Headline inflation has stayed above 6% for the past two quarters, and breaching that level during the January-March period would require the Reserve Bank of India to inform the government in writing why its Monetary Policy Committee failed to meet its goal of keeping price-growth within the 2%-6% band mandated by law.
The central bank would also be required to suggest remedial action, which in this case would be to raise interest rates to douse price pressures, the person said, asking not to be identified as the deliberations are private. Any rate hike proposed as a remedy risks snuffing out a nascent recovery in Asia’s third-largest economy, the person said.
India’s law also requires the RBI to give an “estimate of the time period within which the inflation target shall be achieved” after remedial actions have been put in place.
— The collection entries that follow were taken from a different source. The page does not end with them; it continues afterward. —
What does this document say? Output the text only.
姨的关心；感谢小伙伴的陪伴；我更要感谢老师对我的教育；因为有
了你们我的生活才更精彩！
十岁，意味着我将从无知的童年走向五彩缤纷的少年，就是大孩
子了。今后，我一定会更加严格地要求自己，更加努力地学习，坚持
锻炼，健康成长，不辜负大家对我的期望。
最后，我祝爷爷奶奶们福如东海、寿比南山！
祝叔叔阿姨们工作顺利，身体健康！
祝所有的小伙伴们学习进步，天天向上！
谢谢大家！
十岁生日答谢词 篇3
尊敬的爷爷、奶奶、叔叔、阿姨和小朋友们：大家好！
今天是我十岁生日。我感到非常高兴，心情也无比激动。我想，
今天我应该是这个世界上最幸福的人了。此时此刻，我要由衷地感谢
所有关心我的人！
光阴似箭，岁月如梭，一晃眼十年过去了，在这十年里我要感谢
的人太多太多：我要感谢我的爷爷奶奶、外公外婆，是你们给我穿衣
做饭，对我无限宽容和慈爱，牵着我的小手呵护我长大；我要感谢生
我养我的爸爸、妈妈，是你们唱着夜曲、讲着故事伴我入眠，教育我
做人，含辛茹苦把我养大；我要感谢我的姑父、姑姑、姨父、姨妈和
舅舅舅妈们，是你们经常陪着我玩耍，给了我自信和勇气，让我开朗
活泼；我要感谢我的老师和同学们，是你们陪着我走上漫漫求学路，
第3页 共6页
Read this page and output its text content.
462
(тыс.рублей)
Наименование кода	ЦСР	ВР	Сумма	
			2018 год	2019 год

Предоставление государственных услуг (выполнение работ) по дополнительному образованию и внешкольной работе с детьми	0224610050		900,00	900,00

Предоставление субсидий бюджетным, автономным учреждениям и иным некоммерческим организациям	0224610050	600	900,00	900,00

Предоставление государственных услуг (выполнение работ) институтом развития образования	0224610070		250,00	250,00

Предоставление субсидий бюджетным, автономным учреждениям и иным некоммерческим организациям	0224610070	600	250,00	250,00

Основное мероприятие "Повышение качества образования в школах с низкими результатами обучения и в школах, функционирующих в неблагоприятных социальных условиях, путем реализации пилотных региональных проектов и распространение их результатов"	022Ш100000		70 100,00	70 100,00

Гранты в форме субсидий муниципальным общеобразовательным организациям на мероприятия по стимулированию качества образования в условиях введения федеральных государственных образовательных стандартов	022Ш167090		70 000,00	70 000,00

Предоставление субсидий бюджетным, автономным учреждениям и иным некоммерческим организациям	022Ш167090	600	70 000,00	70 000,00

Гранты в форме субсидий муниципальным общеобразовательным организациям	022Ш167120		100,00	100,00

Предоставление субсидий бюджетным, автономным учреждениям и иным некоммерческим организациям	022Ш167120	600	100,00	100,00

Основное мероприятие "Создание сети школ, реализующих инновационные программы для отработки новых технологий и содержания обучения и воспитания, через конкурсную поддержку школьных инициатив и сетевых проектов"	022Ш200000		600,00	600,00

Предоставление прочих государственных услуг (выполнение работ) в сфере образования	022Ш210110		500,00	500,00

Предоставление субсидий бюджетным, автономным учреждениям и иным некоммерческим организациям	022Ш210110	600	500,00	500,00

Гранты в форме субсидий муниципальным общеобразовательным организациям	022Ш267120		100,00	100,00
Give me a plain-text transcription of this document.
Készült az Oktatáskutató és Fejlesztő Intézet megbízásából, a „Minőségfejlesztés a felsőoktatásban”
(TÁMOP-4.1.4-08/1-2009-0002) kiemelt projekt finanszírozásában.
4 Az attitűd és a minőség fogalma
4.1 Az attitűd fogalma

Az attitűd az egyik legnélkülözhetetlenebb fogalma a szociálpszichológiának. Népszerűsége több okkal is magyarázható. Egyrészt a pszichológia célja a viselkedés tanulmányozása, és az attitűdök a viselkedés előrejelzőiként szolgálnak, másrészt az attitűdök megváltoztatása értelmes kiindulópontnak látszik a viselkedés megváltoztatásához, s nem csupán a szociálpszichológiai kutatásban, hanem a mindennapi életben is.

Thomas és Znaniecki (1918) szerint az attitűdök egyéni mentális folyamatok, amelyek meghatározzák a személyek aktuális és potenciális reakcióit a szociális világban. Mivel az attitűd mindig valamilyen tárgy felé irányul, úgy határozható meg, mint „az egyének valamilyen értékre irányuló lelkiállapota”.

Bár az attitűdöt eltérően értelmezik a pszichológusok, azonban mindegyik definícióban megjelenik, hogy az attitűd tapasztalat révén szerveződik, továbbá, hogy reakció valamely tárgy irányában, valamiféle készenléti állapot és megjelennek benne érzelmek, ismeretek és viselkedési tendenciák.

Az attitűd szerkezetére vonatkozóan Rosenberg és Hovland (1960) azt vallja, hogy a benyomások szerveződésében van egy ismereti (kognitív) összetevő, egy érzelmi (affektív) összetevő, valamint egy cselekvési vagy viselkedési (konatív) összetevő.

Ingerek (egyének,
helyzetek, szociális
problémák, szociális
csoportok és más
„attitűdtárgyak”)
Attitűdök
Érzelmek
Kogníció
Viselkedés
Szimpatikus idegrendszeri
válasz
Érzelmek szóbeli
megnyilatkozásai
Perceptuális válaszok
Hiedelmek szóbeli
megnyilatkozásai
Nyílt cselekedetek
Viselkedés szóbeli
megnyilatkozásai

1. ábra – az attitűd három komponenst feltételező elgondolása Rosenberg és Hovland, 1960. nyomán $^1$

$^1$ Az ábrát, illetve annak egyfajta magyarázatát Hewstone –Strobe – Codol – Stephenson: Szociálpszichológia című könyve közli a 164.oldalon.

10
A spokesperson for the RBI wasn’t immediately available for a comment. The Ministry of Finance declined to comment.
The RBI kept rates steady last week for a fourth straight meeting to support growth, while separately announcing a plan to sap excess liquidity it had allowed as part of measures to counter the impact of the pandemic. The government of Prime Minister Narendra Modi, for its part, has cut custom duties on items like pulses, edible oil and oilseeds to help ease some of the price pressures.
Consumer prices for January are expected to have risen 4.4%, according to the median estimate in a Bloomberg survey before data to be published Friday. That would be the second month within the RBI’s range after December’s 4.59% increase.
The central bank’s inflation expectations survey of households shows price pressures are entrenched. While a sharp drop in vegetable prices during December helped lower inflation expectations of households for the current period and three-month horizon, the one-year ahead inflation expectations were sticky at 10.1%.
“This signals that households feel uncertain about the medium-term inflation outlook and prefer to build in a certain amount of risk perception in their assessment of inflation risks,” said Kaushik Das, chief India economist at Deutsche Bank AG in Mumbai. “This is not surprising, as global oil prices are now trading above $60 per barrel and any sustained increase could result in prices of transportation and consequently food prices going up with a lag.”
Against this backdrop, a change to the mid-point of the CPI inflation target from 4% to 5%, could lead to inflation expectations going awry, he said.